Structure-based nonmetric multidimensional scaling (NMDS) of Bray-Curtis dissimilarity matrices and membership-based Jaccard distances as inferred using the abundance information (in reads per kilobase per million [RPKM]) of all MAGs identified across the assembly/binning approaches. Points represent samples (or time points) (see Table S1 in the supplemental material), and shapes represent the assembly/binning approaches, i.e., ■, reassembled metaSPAdes coassembly and CONCOCT; ▴, metaSPAdes coassembly and DAS Tool; ◆, metaSPAdes coassembly and MetaBAT2; and +, reassembled metaSPAdes time-discrete assembly and CONCOCT.
Conclusion.
This study evaluated the performance of a combination of de novo assembly strategies and binning algorithms for time series metagenomic data for drinking water microbial communities to identify an ideal combination of assembly and binning approaches that allow for the generation of high-quality metagenomic assemblies and MAGs. Overall, metaSPAdes coassembly strategies, i.e., coassembly of all samples and time discrete assembly, produced less fragmented and larger assemblies that retained the maximum amount of metagenomic information. Reassembly and binning followed by manual curation significantly improved MAG qualities in situations with unresolved multigenome or chimeric bins. Though none of the assembly/binning strategies were able to reconstruct high-quality MAGs due to the absence of a full complement of rRNA genes, metaSPAdes coassembly and MetaBAT2 retained the highest number of medium-quality MAGs and were able to reconstruct MAGs that were not detected with the other assembly/binning approaches.
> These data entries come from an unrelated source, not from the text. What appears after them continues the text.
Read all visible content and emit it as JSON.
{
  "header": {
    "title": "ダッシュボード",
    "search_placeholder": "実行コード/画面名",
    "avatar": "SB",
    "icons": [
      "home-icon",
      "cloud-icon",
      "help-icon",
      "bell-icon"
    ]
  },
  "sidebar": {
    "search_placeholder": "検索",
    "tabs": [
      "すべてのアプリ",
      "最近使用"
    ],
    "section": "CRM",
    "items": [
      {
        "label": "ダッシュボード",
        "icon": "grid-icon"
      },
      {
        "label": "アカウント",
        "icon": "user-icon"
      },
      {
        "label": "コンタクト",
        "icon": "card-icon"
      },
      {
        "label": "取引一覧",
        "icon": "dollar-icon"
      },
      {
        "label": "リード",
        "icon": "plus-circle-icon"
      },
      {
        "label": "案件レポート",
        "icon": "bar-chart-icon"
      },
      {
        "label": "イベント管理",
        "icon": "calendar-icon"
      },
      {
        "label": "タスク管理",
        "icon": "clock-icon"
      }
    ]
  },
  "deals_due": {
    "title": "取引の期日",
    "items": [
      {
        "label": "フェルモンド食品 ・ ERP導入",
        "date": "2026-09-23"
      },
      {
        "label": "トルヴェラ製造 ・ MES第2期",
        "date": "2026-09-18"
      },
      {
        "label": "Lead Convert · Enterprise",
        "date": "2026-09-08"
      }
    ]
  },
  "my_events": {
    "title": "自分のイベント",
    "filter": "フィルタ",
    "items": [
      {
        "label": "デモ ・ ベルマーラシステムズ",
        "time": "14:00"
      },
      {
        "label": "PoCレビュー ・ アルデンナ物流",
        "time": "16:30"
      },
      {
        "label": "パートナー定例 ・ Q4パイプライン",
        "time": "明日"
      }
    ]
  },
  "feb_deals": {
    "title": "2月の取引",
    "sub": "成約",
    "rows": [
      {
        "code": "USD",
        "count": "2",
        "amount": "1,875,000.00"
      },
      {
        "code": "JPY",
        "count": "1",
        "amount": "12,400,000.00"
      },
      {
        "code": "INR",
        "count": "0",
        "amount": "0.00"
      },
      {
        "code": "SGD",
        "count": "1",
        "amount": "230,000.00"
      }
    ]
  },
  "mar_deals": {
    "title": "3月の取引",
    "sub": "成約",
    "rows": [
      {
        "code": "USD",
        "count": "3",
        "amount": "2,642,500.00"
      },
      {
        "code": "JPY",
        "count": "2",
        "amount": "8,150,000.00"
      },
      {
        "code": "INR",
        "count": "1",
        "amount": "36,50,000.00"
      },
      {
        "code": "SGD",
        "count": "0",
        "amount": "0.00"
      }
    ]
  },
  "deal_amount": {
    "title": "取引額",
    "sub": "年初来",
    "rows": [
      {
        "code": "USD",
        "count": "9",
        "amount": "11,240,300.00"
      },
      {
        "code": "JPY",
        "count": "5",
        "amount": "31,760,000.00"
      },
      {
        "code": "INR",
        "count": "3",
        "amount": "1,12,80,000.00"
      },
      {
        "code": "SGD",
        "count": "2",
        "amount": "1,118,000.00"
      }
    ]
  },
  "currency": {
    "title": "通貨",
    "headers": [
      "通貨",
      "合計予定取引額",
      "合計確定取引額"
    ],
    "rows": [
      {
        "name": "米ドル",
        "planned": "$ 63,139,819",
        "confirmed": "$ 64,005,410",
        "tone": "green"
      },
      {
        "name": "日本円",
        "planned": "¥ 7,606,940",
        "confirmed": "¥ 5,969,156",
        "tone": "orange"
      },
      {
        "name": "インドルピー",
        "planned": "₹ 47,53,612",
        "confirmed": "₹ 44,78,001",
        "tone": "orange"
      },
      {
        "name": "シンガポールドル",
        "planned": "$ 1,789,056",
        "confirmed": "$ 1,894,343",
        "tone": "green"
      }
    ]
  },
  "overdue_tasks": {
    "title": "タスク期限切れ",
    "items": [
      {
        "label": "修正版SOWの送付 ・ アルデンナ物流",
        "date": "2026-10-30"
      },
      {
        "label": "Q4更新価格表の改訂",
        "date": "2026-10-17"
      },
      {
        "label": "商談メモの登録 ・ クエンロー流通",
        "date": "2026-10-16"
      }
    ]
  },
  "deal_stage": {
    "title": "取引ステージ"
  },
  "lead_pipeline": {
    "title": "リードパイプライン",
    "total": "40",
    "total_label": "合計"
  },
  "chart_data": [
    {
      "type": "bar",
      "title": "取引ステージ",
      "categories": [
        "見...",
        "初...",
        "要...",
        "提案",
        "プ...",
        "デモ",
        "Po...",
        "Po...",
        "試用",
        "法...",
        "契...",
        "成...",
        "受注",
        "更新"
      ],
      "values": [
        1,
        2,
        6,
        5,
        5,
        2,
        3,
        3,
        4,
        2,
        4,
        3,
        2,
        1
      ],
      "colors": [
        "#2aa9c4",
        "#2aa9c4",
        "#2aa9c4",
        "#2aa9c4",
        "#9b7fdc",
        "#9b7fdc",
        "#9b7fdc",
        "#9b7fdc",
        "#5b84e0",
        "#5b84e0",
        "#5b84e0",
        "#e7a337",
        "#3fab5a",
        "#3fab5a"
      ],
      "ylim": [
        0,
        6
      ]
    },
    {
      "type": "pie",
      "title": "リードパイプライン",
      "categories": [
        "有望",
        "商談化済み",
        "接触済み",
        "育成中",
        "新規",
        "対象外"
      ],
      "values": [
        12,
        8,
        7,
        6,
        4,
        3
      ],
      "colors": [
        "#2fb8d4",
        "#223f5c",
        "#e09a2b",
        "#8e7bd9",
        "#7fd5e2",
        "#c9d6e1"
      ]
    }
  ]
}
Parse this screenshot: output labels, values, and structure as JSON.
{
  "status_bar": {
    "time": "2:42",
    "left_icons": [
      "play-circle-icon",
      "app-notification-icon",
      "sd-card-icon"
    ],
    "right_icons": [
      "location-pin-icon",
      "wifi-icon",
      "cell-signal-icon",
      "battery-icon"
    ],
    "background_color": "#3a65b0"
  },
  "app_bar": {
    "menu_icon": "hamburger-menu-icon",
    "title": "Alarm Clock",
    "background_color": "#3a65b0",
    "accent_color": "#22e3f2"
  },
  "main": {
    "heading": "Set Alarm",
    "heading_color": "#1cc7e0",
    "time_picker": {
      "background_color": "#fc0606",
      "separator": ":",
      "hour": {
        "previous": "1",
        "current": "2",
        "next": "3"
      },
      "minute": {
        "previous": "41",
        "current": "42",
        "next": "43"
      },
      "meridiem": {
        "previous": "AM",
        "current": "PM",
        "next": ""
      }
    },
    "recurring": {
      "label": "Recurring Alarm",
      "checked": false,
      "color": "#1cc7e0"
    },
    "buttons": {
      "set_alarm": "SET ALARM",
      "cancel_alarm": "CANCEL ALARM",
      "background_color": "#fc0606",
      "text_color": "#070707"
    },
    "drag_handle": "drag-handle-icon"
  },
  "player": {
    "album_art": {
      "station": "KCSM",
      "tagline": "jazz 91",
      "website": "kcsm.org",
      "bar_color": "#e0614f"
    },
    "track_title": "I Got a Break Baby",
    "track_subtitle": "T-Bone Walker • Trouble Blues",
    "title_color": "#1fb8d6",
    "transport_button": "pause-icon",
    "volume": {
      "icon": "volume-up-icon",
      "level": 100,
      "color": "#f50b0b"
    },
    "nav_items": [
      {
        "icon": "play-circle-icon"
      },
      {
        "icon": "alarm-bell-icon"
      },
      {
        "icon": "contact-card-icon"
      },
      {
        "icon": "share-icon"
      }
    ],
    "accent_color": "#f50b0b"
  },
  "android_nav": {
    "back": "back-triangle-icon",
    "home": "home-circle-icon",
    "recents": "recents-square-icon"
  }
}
Moreover, reassembled metaSPAdes time-discrete assembly and CONCOCT were able to differentiate between closely related species that were otherwise collapsed or considered a singular strain using the other two assembly/binning approaches. Our study also finds that the choice of assembly/binning strategy can have a significant impact on the membership and structure of the microbial community as inferred from presence/absence and relative abundance of MAGs. This, combined with the fact that a significant proportion of SRGs were not reconstructed using any single approach, highlights the need to utilize multiple assembly/binning approaches for MAG recovery. We therefore recommend utilizing multiple assembly, binning, and binning-aggregating strategies followed by dereplication to maximize the recovery of nonredundant MAGs that may more fully represent the microbial populations in drinking water samples.
MATERIALS AND METHODS
Sample collection.
A drinking water sample was collected every second week over a period of 6 months from a tap in a commercial building located in Boston, Massachusetts (United States). This resulted in 12 drinking water samples that represented successive sampling points (Table S1 in the supplemental material). Prior to sample collection, the system was flushed for at least 30 min at a flow rate ranging between 3.0 and 3.3 l.min−1, and then approximately 1,500 ml of tap water was collected for microbial community analysis in a sterile (by autoclaving) a 2-liter Duran GLS 80 wide-mouth borosilicated glass bottle (Duran; catalog no. 1112715). An additional 500-ml sample was collected in parallel in sterile 2 × 250 ml Duran GLS 80 wide-mouth borosilicated glass bottles (Duran; catalog no. 218603656) for chemical analysis. Samples for microbial community analysis were filtered immediately through Sterivex-GP pressure filter units (EMD Millipore; catalog no. SVGP01050) containing a 0.22-μm polyethersulfone (PES) filter membrane, using the Geotech Geopump series II peristaltic pump (Geotech Environmental Equipment, Inc.; catalog no. 91350113) and sterile size 15 Geotech silicone tubing (Geotech Environmental Equipment, Inc.; catalog no. 77050000). Following filtration, the exterior of the filter unit was cleaned with a 70% ethanol (Fisher Scientific; catalog no. A962F)-soaked Kimwipe (Kimberly Clark Professional; catalog no. 34120) and then transferred to a 50-ml Falcon tube (Corning; catalog no. 362070) and stored at −80°C until further analysis.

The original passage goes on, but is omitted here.